BY GREGORY CLOUD, MHA, PA-C, CHAIM ROGOZINSKI, MD, AND ABRAHAM ROGOZINSKI, MD

05/26/2009 - PAs in family practice, emergency medicine and other specialties are likely to encounter quinolone-associated tendinitis and/or tendon rupture at some time, making it important to recognize the signs of and be aware of the risk factors for the condition.

In a recent six-week span, two patients presented to our orthopedic clinic with fluoroquinolone-associated Achilles tendinitis.

Case 1

A 54-year-old woman presented with a complaint of severe bilateral pain in the calf and shin. The patient, an intensive-care nurse, described her general health as good and reported that she ran regularly and performed yoga workouts. She had developed upper respiratory symptoms following exposure to spray painting and had kept a log of her subsequent symptoms and medical treatments.

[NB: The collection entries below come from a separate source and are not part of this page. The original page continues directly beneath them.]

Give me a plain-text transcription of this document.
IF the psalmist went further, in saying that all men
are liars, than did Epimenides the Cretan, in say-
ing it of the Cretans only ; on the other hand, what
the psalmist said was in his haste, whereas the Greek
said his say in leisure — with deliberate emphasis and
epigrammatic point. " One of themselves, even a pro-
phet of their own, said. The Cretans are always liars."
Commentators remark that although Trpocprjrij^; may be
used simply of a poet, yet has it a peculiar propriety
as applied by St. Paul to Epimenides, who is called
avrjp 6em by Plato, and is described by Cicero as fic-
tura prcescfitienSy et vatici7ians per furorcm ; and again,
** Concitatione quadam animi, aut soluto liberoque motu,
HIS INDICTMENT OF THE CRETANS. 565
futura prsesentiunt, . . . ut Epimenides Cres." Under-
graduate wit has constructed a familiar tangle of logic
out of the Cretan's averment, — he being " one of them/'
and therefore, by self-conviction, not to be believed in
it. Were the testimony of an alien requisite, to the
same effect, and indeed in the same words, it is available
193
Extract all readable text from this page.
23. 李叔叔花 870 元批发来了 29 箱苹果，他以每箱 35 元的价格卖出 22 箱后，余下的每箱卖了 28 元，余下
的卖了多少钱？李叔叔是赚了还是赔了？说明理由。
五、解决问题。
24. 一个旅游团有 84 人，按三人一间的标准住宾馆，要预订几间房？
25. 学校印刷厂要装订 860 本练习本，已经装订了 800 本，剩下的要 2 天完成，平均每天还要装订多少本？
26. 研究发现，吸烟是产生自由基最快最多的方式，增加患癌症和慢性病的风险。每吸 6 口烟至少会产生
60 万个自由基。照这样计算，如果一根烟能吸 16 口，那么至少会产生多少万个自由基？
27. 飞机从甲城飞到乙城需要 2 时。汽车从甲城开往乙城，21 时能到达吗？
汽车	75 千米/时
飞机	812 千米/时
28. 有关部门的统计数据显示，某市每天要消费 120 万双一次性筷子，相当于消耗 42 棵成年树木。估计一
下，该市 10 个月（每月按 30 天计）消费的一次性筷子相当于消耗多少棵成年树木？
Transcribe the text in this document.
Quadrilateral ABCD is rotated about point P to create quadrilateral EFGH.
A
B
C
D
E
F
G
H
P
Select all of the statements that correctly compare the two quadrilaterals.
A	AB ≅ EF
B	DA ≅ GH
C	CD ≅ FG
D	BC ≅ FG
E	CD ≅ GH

Her primary care physician had started her on levofloxacin 750 mg for seven days; when her symptoms did not improve immediately, a pulmonologist had initiated a course of prednisone. By the fourth day of antibiotic treatment, the patient began to experience bilateral calf and shin soreness.

Despite having discontinued the antibiotic after the fourth dose, her leg pain had progressed, becoming aching and sharp and increasing in intensity at times to 10+ on a 0-to-10 pain scale. By day 5, she had developed a bilateral lower-extremity edematous petechial rash that had progressed to the groin. She became unable to walk or drive because of severe lower-leg pain; at this point, she returned to her primary care physician.

Although her primary care physician had been unaware that rash and tendinitis were potential side effects of levofloxacin, the patient quickly educated him with an in-office Internet search. The patient was started immediately on high-dose rapidly tapered prednisone.

This patient came to our attention serendipitously when she was observed hobbling at work. Physical examination revealed lower-extremity rash, edema and marked ankle and gastrocnemius tenderness. Thompson's test for Achilles rupture was negative. She was unable to stand on her toes because of ankle pain, and she demonstrated a markedly antalgic gait.

At six-week follow-up, this patient was symptom free and had resumed her usual work and workout activities, including running.

Case 2

A 52-year-old painter presented to our orthopedic clinic with a four-month history of progressive bilateral heel pain and right-posterior thigh pain. His symptoms had begun without any associated sports activity or trauma, and he could not recall any discrete precipitating event. He had been to three separate podiatrists; treatment with various shoes, orthotics, nonsteroidal anti-inflammatory drugs and hydrocodone had failed to relieve or even improve his symptoms.

When seen in the clinic, the patient reported unremitting sharp aching pain that was a 7 on a 0-to-10 pain scale. Walking, transitioning from sitting to standing, climbing ladders or stairs, squatting and standing exacerbated his symptoms. Ankle and heel pain curtailed ambulation. The patient denied back pain or symptoms consistent with vascular claudication; after 45 minutes of walking, pain occurred only in the back of the heels.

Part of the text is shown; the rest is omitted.